In Part 1 of this blog I gave a theoretical overview of how to deal with slowly changing dimensions as well as some of the general advantages and disadvantages of each technique.
Moving away from the theoretical overview and more towards the actual practice of the theories, my first attempt to handle slowly changing dimensions was within SQL Server Integration Services (SSIS) using Business Intelligence Development Studio (BIDS). Microsoft developed a Data Flow Transformation to handle both Type 1 and Type 2 slowly changing dimensions called the Slowly Changing Dimension Transformation.
While attempting to use the Slowly Changing Dimension Transformation I quickly began to realize that there were a few limitations. Although the Wizard was very easy to use and configure, it only supports connections to SQL Server. If a connection to a database other than a SQL Server database is needed, forget it. Of course temporary tables or additional staging tables could be setup in a SQL Server database, but this adds another step within the ETL and is not always an option.

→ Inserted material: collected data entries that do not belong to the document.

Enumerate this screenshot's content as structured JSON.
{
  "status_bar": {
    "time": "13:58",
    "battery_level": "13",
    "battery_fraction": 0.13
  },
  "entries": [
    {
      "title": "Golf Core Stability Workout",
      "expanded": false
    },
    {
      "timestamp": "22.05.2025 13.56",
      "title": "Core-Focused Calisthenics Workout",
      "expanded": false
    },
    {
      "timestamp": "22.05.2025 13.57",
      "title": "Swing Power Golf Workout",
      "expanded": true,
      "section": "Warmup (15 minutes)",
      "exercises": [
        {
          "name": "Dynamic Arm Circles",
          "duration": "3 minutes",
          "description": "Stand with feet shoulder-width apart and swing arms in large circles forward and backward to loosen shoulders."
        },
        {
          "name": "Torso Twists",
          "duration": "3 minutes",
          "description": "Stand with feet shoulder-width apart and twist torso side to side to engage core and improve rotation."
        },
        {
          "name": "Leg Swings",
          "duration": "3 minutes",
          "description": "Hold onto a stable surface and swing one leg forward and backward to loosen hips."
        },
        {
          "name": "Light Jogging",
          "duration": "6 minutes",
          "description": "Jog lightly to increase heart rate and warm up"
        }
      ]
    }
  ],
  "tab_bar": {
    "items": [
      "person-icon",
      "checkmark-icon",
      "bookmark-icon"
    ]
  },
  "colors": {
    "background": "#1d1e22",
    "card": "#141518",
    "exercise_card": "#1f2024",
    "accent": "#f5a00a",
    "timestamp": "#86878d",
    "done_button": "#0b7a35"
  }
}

Furthermore, as I began to read more about the Slowly Changing Dimension Data Flow Transformation I found out that the transformation performs row by row comparisons between the source data and the target dimension table. On top of that, when a row has been identified as an update, it is also individually updated within the target dimension table on a row by row basis. All of the performance advantages of set based processing and fast loading cannot be leveraged using the Slowly Changing Dimension Transformation.
When using the Slowly Changing Dimension Transformation I often found my SSIS packages hanging or performing at levels well beyond what would be considered acceptable. This could have partially been due to the fact that the transformation queries the dimension table to look for matches, inserts new records, and updates records all at the same time, potentially locking itself out of the target dimension table!
Since the Slowly Changing Dimension Transformation was not providing the performance needed in order to perform the Type 2 slowly changing dimension updates I began searching for other answers. I knew that any solution that I might find would be required to perform the following tasks within the SSIS package:
- Identify the difference between New and Existing Records
- Differentiate between Existing records that contain changes and Existing records that did not change
- Identify records that no longer exist
- Insert, update, and delete records using record sets rather than using row by row based processing
After a lot of surfing I finally came across an interesting design tip from the Kimball Group, Design Tip #107. In short, the article explains how to use the SQL Server 2008 Merge command to imitate the behaviour of the Slowly Changing Dimension Data Flow Transformation for both Type 1 and Type 2 slowly changing dimensions.
The Merge command can be used to insert, update, and delete records within the dimension table based on the results of a join to the source table. Not only can the Merge command offer all of the previously mentioned functionality, but it can also perform all of those tasks on record sets. This ability to update entire sets of data provides the potential for drastically increased performance. For a great example and code showing how to use the new Merge command please visit the Kimball Group design tip mentioned above.
Conclusion
When trying to handle slowly changing dimensions the Slowly Changing Dimension Transformation within SSIS has some limitations. The inability of the transformation to analyze and update sets of data or use the SQL Server fast load can cause huge performance issues on large and / or dynamic dimensions. The new SQL Server 2008 Merge command offers a new method to handle slowly changing dimensions that can perform multiple actions (i.e. insert, update, and delete) using a single pass through the data set rather than using separate row by row inserts and updates.